Los juegos malabares llegan a su fin, pero no la lucha. Llevo a Liesel Meminger de una mano y a Max Vandenburg de la otra. Pronto las entrelazaré. Dame unas páginas.

El luchador.

Si lo hubieran matado esa noche, por lo menos habría muerto vivo.

El trayecto en tren ya quedaba muy lejos. Lo más probable era que la mujer que roncaba en el compartimiento, que había convertido en su cama, continuara el viaje. En esos momentos, a Max Vandenburg sólo lo separaban unos pasos de la supervivencia. Pasos y cavilaciones, y dudas.

Siguió el mapa que había memorizado para llegar a Molching desde Pasing. Ya era tarde cuando vio la ciudad. Las piernas le dolían lo indecible, pero ya casi estaba allí, en el lugar más peligroso de todos. Tan cerca que casi podía tocarlo.

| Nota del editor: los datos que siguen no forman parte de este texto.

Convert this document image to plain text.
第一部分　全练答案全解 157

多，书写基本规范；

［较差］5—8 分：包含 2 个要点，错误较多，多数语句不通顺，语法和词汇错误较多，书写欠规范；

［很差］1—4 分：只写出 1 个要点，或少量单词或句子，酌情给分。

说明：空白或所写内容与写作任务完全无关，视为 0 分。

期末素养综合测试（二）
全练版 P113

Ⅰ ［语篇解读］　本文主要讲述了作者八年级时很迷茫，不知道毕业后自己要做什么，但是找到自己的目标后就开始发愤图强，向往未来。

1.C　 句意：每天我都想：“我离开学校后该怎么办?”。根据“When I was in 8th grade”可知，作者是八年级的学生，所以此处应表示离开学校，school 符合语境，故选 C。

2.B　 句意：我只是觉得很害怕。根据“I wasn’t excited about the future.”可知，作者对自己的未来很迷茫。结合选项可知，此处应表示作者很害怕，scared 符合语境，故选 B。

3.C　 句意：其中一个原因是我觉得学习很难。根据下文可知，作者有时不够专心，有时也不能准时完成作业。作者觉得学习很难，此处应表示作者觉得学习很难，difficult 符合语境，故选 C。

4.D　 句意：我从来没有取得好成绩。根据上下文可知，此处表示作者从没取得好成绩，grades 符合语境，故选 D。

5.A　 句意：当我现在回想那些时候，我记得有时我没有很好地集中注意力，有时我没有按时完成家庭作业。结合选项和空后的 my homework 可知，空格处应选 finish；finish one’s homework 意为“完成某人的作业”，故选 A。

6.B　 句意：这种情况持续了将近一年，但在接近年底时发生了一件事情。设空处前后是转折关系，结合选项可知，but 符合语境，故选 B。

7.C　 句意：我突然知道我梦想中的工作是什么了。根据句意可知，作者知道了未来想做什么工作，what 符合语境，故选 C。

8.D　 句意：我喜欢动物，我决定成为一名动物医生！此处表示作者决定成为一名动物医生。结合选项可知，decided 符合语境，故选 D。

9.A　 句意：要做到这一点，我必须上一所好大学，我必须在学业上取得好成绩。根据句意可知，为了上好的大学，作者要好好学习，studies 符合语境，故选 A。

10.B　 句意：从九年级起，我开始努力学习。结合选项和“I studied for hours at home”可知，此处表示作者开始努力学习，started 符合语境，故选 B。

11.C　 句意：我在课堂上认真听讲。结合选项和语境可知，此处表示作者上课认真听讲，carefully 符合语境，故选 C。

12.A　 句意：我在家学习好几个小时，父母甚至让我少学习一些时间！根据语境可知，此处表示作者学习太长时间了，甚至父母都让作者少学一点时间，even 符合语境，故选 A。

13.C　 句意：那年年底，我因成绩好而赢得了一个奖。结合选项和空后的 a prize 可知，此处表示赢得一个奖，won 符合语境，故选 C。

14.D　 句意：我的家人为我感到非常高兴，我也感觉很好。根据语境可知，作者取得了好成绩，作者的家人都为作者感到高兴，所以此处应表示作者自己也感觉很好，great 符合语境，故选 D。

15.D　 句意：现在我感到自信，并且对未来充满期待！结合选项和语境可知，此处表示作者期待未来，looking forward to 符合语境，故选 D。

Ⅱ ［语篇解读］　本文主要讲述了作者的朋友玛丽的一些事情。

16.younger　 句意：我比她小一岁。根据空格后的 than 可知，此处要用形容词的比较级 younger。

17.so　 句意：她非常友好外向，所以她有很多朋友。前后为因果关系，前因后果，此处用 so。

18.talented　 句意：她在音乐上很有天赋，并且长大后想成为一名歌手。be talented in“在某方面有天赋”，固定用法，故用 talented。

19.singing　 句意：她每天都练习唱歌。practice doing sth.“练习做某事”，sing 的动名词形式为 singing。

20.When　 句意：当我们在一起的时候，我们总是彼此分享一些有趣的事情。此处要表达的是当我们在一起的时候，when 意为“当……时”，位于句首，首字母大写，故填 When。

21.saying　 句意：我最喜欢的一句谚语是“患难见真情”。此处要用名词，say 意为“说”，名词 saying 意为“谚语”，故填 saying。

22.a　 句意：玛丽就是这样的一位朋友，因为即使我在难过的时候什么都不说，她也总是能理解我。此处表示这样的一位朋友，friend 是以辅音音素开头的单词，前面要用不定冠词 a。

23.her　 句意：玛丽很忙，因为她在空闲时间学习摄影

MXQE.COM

Siguiendo la descripción, encontró Münchenstrasse y continuó por la acera.

Todo se tensaba a su paso.

Reductos de relumbrantes farolas.

Pacientes edificios a oscuras.

El ayuntamiento se erigía como un joven gigantesco y desmañado, demasiado grande para su edad. La iglesia desaparecía en la oscuridad cuanto más alzaba la vista.

Lo vigilaban.

Se estremeció.

Se dijo: «Mantén los ojos abiertos».

(Los niños alemanes andaban a la caza de monedas extraviadas. Los judíos alemanes andaban con ojo para que no los cazaran).

Fiel a su número de la suerte, el trece, contaba los pasos en grupos de esa cifra. Sólo trece pasos, se animaba. Vamos, trece más. Contados por encima, habría unas noventa tandas hasta la esquina de Himmelstrasse.

Llevaba la maleta en una mano.

La otra todavía no había soltado el Mein Kampf.

Ambos pesaban y las manos le sudaban ligeramente.

Giró en la esquina, hacia el número treinta y tres, resistiéndose a sonreír, resistiéndose a sollozar o siquiera a imaginar la salvación que podría estar aguardándolo. Se dijo que no corrían tiempos para abandonarse a la esperanza, aunque casi pudiera tocarla. La sentía cerca, en algún lugar fuera de su alcance; sin embargo, en vez de dejarse convencer, volvió a repasar qué debía hacer si lo atrapaban en el último momento o si, por cualquier razón, dentro lo esperaba la persona equivocada.

Claro que tampoco podía deshacerse de la acuciante sensación de estar pecando.

¿Cómo podía hacer una cosa así?

¿Cómo podía presentarse y pedirle a nadie que arriesgara su vida por él? ¿Cómo podía ser tan egoísta?

Treinta y tres.

Intercambiaron una mirada.

La casa estaba pálida, casi parecía enferma. Tenía una verja de hierro y una puerta marrón manchada de escupitajos.

Sacó la llave del bolsillo. No lanzó ningún destello, descansaba apagada y mustia en la palma. Cerró la mano y la estrujó como si esperara que el metal chorreara hacia la muñeca. Pero no. El metal era duro y plano, con una sana hilera de dientes. Lo siguió apretando hasta que se le clavó en la mano.

A continuación, poco a poco, el luchador se inclinó hacia delante, la mejilla apoyada en la madera, y arrancó la llave del puño cerrado.